When competing views collide, the firm uses a principle borrowed from some of the better-known tech cultures: disagree and commit. You make the case, you hear the other side, and if the majority goes a different way, you back the outcome fully, even if you would have chosen differently.

Resilience, and Its Limits

Olivia's first pregnancy, during Covid, ended in an emergency. At 30 weeks she was taken to hospital, told she was in organ failure from severe pre-eclampsia, and had her daughter delivered by emergency C-section that same day. The baby, born at just over 2 pounds, spent seven weeks in neonatal. Olivia's husband's paternity leave ran out before their daughter came home.

She tells the story calmly, almost matter-of-factly.

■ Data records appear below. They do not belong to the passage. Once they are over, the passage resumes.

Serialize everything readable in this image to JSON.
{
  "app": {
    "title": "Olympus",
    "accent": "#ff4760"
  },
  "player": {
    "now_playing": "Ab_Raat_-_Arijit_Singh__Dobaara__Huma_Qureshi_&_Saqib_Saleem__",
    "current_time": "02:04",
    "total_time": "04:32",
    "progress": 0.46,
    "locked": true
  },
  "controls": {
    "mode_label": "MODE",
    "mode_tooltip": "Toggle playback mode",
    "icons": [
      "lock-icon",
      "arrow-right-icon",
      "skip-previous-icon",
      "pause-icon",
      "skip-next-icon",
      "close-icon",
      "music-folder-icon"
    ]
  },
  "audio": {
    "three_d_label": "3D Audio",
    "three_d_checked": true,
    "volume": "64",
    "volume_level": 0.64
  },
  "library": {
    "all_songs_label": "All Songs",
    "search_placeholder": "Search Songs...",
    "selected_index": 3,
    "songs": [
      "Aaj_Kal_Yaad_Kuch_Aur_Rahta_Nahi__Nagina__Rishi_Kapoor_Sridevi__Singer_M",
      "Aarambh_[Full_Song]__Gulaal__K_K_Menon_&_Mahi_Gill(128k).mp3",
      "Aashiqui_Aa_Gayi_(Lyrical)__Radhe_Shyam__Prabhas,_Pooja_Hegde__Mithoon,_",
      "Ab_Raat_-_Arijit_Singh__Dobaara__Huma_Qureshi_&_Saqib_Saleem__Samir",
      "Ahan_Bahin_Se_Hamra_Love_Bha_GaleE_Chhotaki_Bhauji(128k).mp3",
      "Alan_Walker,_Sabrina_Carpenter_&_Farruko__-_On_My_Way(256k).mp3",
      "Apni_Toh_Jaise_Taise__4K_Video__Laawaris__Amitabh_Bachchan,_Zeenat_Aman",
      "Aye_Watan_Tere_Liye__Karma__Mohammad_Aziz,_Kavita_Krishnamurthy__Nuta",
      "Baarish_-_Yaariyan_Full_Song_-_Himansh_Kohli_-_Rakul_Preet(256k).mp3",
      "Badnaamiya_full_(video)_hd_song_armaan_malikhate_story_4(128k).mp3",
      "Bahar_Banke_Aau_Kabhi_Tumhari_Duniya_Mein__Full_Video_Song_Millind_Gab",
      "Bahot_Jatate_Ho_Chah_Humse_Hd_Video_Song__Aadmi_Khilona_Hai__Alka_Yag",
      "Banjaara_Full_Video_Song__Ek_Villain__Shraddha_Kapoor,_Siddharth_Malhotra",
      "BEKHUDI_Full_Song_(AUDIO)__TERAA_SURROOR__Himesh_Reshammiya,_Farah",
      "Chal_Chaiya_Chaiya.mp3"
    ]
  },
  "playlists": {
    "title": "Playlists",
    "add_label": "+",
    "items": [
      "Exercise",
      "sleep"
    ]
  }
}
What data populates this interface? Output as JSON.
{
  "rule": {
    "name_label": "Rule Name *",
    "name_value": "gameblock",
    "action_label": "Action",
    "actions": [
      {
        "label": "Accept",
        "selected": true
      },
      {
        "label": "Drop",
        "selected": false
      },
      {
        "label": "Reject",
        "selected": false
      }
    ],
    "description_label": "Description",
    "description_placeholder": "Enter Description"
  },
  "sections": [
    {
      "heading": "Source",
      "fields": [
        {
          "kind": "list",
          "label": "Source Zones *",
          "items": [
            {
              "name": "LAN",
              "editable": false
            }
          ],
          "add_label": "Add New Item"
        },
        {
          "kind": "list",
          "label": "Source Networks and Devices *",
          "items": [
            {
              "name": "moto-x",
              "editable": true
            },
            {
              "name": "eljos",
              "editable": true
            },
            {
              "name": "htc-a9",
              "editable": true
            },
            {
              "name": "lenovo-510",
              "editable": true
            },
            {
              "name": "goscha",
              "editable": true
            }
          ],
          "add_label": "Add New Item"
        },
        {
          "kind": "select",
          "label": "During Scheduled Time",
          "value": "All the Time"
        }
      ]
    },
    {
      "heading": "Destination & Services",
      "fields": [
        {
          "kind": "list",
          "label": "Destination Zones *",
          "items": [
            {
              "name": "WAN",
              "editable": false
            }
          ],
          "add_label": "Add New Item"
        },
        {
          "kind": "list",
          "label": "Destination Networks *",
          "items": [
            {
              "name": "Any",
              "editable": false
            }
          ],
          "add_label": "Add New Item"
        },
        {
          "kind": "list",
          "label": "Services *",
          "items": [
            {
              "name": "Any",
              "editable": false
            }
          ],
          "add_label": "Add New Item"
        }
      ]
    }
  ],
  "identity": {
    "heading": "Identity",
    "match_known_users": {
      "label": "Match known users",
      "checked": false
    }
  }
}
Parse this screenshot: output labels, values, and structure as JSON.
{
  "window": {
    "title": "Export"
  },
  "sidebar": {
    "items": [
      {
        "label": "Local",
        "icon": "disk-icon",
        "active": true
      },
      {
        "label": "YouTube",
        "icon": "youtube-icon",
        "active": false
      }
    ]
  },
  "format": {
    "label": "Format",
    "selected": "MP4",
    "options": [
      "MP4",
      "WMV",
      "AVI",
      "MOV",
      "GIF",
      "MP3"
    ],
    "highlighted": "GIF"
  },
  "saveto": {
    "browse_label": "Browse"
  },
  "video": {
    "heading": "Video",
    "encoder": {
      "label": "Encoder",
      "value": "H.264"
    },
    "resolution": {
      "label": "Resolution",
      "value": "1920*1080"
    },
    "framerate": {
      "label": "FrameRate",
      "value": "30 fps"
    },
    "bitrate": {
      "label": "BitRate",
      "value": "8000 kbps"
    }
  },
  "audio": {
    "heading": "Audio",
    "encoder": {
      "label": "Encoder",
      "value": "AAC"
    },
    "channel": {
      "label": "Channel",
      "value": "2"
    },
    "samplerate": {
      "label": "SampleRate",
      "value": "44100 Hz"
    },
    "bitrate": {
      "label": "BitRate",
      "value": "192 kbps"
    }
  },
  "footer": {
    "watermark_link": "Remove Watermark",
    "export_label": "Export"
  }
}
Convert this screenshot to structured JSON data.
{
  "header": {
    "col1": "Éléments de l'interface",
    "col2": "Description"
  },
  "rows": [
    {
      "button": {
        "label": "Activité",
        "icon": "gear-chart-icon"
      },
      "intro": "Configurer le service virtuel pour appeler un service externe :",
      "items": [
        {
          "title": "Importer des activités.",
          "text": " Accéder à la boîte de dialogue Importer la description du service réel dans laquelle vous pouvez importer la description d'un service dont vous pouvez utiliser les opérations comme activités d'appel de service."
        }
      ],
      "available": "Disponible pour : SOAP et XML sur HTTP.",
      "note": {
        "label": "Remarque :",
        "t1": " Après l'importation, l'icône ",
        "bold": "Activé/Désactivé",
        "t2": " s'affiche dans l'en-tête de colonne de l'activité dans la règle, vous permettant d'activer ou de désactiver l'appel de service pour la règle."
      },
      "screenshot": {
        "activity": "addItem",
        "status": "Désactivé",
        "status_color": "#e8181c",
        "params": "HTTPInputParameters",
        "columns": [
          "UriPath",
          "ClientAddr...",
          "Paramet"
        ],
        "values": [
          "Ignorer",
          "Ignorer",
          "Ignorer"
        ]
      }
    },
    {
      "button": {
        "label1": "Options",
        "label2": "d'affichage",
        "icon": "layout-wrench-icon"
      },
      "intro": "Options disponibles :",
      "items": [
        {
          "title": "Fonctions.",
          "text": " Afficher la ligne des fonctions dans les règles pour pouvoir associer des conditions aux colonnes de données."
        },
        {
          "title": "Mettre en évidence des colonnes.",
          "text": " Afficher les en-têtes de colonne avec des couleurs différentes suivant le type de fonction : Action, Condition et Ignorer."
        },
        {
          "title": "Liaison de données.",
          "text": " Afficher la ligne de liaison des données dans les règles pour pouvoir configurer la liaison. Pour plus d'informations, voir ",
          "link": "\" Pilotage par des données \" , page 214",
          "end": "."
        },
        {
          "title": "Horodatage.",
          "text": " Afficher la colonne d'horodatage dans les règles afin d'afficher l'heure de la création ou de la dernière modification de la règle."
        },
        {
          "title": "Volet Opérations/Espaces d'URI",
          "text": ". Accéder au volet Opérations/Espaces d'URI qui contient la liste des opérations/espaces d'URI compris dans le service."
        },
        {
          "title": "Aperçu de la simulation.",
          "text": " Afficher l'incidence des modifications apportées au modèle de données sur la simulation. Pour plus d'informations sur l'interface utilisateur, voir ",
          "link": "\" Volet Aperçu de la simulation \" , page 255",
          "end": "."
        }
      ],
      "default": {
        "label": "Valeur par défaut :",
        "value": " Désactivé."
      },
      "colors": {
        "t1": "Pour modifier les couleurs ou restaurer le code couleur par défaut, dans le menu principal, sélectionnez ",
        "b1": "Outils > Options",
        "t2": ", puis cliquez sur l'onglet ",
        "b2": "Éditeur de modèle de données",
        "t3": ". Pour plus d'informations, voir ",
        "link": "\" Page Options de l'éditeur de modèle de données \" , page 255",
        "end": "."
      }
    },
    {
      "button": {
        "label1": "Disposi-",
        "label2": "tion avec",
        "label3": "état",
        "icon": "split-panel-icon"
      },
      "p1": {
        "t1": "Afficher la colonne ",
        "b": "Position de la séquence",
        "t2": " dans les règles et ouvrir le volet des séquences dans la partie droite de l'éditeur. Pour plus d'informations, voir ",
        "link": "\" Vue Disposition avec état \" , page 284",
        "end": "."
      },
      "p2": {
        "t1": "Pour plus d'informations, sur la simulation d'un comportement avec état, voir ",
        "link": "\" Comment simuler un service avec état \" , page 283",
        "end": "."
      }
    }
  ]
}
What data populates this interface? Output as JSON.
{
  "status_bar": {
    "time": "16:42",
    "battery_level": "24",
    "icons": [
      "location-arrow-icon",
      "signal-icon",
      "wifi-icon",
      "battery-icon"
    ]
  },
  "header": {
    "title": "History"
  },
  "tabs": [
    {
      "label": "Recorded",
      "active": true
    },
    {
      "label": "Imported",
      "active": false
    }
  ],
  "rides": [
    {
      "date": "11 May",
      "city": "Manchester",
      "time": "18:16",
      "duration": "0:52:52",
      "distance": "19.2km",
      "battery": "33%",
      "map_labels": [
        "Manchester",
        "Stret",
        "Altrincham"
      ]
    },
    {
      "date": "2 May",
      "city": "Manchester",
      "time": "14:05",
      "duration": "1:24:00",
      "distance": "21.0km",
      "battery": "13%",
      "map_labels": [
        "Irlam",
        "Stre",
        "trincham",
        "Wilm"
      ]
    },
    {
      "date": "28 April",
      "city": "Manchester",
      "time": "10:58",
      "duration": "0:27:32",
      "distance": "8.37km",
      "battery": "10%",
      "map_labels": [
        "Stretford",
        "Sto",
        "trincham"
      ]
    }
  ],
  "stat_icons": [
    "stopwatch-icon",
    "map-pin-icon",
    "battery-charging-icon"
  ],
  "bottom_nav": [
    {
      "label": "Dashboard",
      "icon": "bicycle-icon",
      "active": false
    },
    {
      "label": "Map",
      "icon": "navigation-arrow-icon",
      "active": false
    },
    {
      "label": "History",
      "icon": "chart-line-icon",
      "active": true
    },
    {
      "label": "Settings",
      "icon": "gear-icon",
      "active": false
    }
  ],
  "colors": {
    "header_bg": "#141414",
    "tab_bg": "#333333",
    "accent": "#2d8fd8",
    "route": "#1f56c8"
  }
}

What strikes her most in retrospect is that she logged on the morning after. She emailed from a hospital waiting room during what turned out to be an ectopic pregnancy two years later. She was, by her own account, a bad example.

"Since then I've come back in and been like, team, do not follow my example. That is a terrible example. If any of you ever tried to do that, I would confiscate your laptop."

Resilience and adaptability are qualities she actively looks for when hiring. But she is honest that she has had to learn, and is still learning, where those qualities end and unhealthy habits begin.

What's Coming

Olivia's view of the next five years for financial planning is less about roles disappearing and more about roles transforming. She is watching the paraplanner market shift, with more technical specialists moving to outsourced models, and she does not think it is purely about efficiency. She suspects some of it is about value: people leaving firms that made them feel replaceable.

Her own bet is on the inverted pyramid. Fewer support staff at the base, more financial planners at the top, and a bigger operational layer in the middle making sure everything runs. Technology enables the lean structure, but it does not replace the human parts. If anything, the race to automate everything that can be automated is really a race to have more time for the things that cannot be.

TFP's ambition is to become the UK's voice on retirement planning. Not just a well-regarded Essex firm. The goal is content, education, and presence at a national scale. Olivia says it without apology. There is no prize, she points out, for having nothing to aim for.